My eyes sting and water. Make it stop please make this stop make it all stop pleeeease…All I can see is the underside of my tongue, gills rippling beneath the cap.

A stem of ectoplasm branches from my left nostril. It’s quickly followed by another creeping out of my right. The two stems thread throughout the air, thin and quivering, until they form a latticework over my head. This man is drawing it out from me, tugging on what’s left.

I can’t see the roots coming out of my ears but I certainly feel them, looping around the lobes and extending outward. My bones have locked in place but I feel myself budding. Blossoming. Pressure builds behind my eyes. Something inside my skull is forcing its way out and the only way to escape is through my eye sockets. I can feel my eyeballs swelling and popping out of my skull, floating into the air like balloons tethered to my body by optic nerves.
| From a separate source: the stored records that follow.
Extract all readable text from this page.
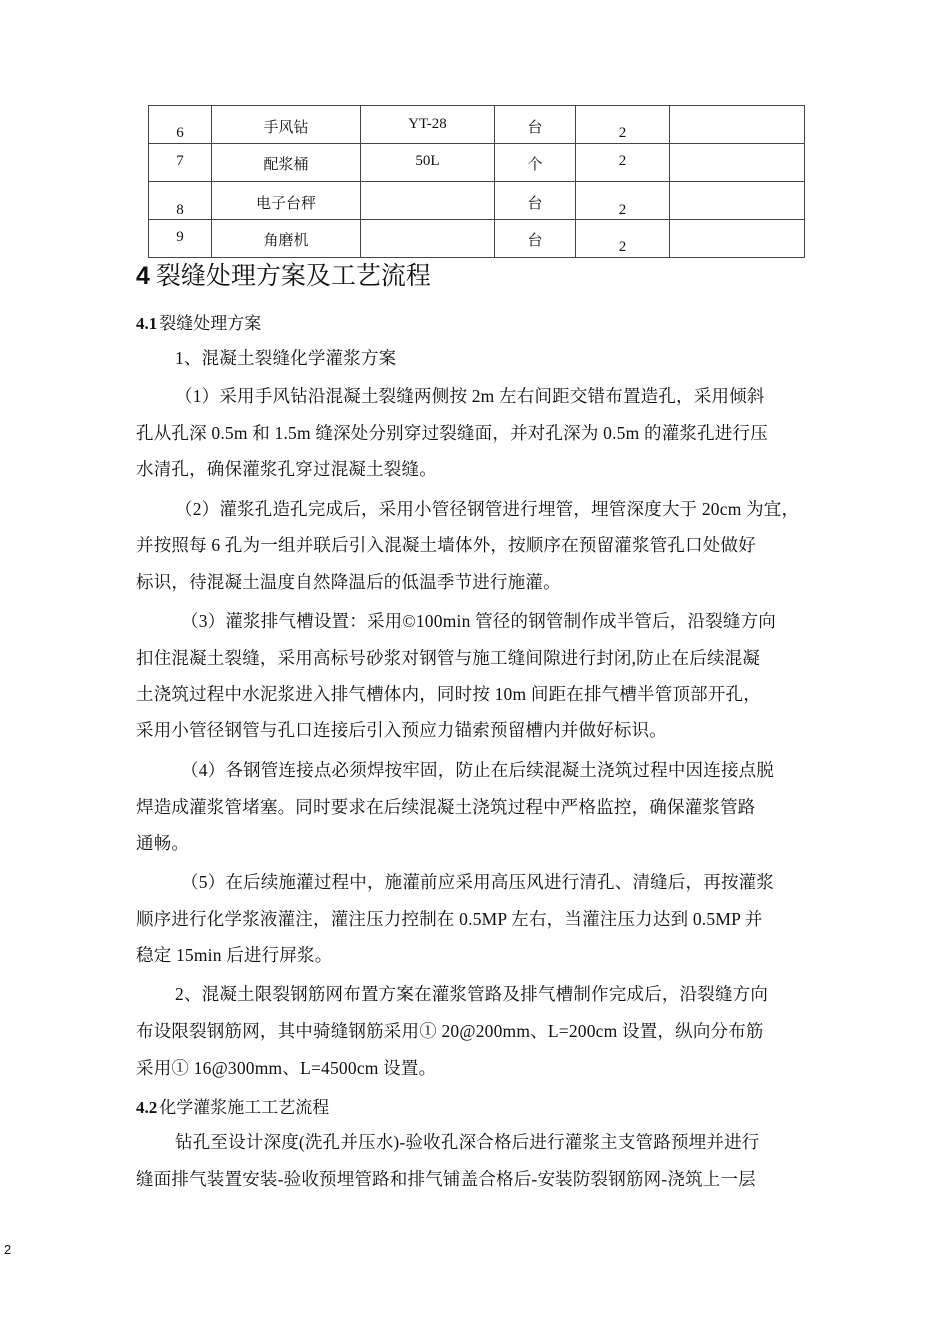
6	手风钻	YT-28	台	2	

7	配浆桶	50L	个	2	

8	电子台秤		台	2	

9	角磨机		台	2	

4 裂缝处理方案及工艺流程
4.1 裂缝处理方案
1、混凝土裂缝化学灌浆方案
（1）采用手风钻沿混凝土裂缝两侧按 2m 左右间距交错布置造孔，采用倾斜
孔从孔深 0.5m 和 1.5m 缝深处分别穿过裂缝面，并对孔深为 0.5m 的灌浆孔进行压
水清孔，确保灌浆孔穿过混凝土裂缝。
（2）灌浆孔造孔完成后，采用小管径钢管进行埋管，埋管深度大于 20cm 为宜，
并按照每 6 孔为一组并联后引入混凝土墙体外，按顺序在预留灌浆管孔口处做好
标识，待混凝土温度自然降温后的低温季节进行施灌。
（3）灌浆排气槽设置：采用©100min 管径的钢管制作成半管后，沿裂缝方向
扣住混凝土裂缝，采用高标号砂浆对钢管与施工缝间隙进行封闭,防止在后续混凝
土浇筑过程中水泥浆进入排气槽体内，同时按 10m 间距在排气槽半管顶部开孔，
采用小管径钢管与孔口连接后引入预应力锚索预留槽内并做好标识。
（4）各钢管连接点必须焊按牢固，防止在后续混凝土浇筑过程中因连接点脱
焊造成灌浆管堵塞。同时要求在后续混凝土浇筑过程中严格监控，确保灌浆管路
通畅。
（5）在后续施灌过程中，施灌前应采用高压风进行清孔、清缝后，再按灌浆
顺序进行化学浆液灌注，灌注压力控制在 0.5MP 左右，当灌注压力达到 0.5MP 并
稳定 15min 后进行屏浆。
2、混凝土限裂钢筋网布置方案在灌浆管路及排气槽制作完成后，沿裂缝方向
布设限裂钢筋网，其中骑缝钢筋采用① 20@200mm、L=200cm 设置，纵向分布筋
采用① 16@300mm、L=4500cm 设置。
4.2 化学灌浆施工工艺流程
钻孔至设计深度(洗孔并压水)-验收孔深合格后进行灌浆主支管路预埋并进行
缝面排气装置安装-验收预埋管路和排气铺盖合格后-安装防裂钢筋网-浇筑上一层
2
All these stems drift through the dining room, twisting and converging above the table—above my body—like a fungal colony extending for miles below the earth’s surface. These phantasmal toadstools explode from every orifice and reach for the air, sucking the life out of—

“Erin!” My mother shrieks from across the dinner table, snapping me back.

I’m surrounded by petrified guests. The dining room has gone so quiet, so deathly still, that the only sound I hear is the faint drip of my vomit trickling off my empty glass and onto the fine china. It runs down my job interview dress turned funeral dress turned dinner party dress.